FIG. 10 is a flowchart showing the operation of the image sensor of FIG. 4;

[Explanation of symbols]

 DESCRIPTION OF SYMBOLS 1 ... Controller 101 ... Control part 102 ... Power supply circuit 103 ... Sensor monitoring circuit 104 ... Modem 105 ... Image sensor communication control part 106 ... Video input / output control part 107 ... Display part 108 ... Setting means 2 ... Image sensor 201 ... Control means 202 ... Power supply 203 ... Imaging means 204 ... Infrared light projecting means 205 ... Image processing means 206 ... Display means 207 ... Communication means 208 ... Image output means 209 ... Switching means 210 ... Address setting unit 211 ... Operation means 220 ... Storage means 221 ... Program Area 222 Parameter area 223 Work area 224 State storage area 225 Mode storage area 226 Reference image storage area 227 Current image storage area 228 Abnormal image storage area 229 Abnormal detection area data storage area 3 Fire sensor 4 ... emergency button 5 ... mode setting device 6 ... Telephone line 7 Security center device 701 Control unit 702 Communication interface 703 Image information storage unit 704 Monitor 705 Operation unit 706 Image output unit 8 Analog signal line 9 Digital signal line 10 Monitor device

────────────────────────────────────────────────── ───

[Procedure amendment]

[Submission date] February 3, 1998

[Procedure amendment 1]

[Document name to be amended] Drawing

[Correction target item name] All figures

[Correction method] Change

[Correction contents]

FIG.

FIG. 2

FIG. 3

FIG. 4

FIG. 7

FIG. 5

FIG. 6

FIG. 8

FIG. 9

FIG. 10

Claims (4)

[Claims] 1. An image of a monitoring area is photographed, the presence or absence of an abnormality is determined from the obtained image, and when an abnormality is detected, image data representing an image at the time of occurrence of the abnormality and abnormality detection in the image An image sensor that outputs region data indicating a region; an image when the abnormality has occurred; and an image that indicates the abnormality detection region in the image when the abnormality has occurred, based on the input image data and the region data.

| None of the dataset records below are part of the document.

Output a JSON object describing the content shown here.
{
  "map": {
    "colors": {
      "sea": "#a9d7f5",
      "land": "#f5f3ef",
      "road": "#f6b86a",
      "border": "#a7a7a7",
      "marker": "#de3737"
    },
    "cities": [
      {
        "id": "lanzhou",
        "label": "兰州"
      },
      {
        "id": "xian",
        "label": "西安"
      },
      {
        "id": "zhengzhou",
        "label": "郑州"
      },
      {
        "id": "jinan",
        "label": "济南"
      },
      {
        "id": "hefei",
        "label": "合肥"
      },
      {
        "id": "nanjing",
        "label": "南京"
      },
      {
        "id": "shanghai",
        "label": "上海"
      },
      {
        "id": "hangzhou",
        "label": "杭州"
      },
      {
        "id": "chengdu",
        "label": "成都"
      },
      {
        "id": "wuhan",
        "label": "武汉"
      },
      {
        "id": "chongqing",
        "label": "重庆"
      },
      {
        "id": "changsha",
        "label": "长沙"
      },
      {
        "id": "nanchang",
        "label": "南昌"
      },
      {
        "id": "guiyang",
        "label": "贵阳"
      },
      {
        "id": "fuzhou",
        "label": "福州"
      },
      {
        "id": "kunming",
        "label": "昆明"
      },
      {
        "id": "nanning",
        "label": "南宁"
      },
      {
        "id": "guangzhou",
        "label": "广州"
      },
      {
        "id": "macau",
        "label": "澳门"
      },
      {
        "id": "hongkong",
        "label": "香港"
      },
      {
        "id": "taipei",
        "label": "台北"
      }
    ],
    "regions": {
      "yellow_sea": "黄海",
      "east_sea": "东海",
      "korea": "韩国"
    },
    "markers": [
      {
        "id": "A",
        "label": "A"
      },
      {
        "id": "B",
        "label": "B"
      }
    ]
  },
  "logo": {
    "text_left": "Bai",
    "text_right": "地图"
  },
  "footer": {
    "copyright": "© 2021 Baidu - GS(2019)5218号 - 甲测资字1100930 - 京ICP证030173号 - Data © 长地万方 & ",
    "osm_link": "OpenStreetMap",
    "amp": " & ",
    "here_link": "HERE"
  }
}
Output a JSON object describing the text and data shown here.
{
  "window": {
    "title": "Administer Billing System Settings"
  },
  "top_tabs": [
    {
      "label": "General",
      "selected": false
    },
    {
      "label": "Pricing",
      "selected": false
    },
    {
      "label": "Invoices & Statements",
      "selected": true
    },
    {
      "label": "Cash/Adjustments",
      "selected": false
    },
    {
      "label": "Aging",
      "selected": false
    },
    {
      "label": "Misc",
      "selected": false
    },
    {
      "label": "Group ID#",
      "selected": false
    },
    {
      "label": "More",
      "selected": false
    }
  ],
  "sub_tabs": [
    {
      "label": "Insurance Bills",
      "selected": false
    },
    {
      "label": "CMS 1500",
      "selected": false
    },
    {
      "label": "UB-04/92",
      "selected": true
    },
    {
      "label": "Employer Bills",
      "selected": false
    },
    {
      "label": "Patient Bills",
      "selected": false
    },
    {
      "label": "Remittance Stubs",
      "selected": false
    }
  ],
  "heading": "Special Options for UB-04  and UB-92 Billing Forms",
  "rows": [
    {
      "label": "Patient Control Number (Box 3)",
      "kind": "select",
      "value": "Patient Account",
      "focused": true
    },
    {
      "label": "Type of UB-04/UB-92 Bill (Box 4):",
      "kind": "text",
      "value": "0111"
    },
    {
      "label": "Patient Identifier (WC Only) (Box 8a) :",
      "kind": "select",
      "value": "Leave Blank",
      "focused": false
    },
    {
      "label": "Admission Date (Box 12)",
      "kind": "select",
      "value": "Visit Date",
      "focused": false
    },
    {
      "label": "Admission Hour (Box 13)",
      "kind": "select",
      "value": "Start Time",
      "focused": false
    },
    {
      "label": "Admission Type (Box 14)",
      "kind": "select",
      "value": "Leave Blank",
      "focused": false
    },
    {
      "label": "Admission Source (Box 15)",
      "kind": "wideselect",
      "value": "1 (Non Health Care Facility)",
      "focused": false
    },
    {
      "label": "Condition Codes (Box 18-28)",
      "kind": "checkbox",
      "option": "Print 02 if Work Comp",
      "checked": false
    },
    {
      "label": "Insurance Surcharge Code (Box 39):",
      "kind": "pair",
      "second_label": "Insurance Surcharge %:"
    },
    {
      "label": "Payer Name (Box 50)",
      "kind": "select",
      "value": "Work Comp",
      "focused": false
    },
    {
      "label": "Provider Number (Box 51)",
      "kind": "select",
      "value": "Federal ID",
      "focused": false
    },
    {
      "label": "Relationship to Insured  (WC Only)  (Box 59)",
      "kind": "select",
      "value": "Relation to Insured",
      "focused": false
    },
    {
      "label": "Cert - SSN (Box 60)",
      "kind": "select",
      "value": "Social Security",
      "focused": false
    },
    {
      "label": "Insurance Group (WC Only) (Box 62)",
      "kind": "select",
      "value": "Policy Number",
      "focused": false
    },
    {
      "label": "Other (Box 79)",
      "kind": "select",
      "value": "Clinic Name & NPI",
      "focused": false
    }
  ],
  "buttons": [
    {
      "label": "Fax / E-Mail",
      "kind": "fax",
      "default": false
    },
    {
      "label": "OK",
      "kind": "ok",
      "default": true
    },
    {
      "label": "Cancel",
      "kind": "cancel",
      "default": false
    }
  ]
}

An image monitoring system, comprising: a security center device that can be created and displayed on a display unit. 2. The image sensor is connected to the security center via a communication line, and when the image sensor detects an abnormal signal, communication with the security center is started, and the image sensor outputs The image monitoring system according to claim 1, further comprising a controller that outputs the image data and the area data to the security center via a communication line. 3. An imaging unit; a unit for determining whether an abnormality has occurred from an image captured by the imaging unit; a unit for outputting image data of an image when the determination unit detects an abnormality; Means for outputting area data indicating an abnormality detection area in the image at the time of occurrence. 4. A means for creating an image at the time of occurrence of an abnormality and an image showing an abnormality detection area in the image from the input image data at the time of the occurrence of the abnormality and the area data indicating the abnormality detection area, A security center device comprising: a display unit; and a control unit that selects an image at the time of occurrence of the abnormality and an image indicating the abnormality detection area in the image and displays the image on the display unit.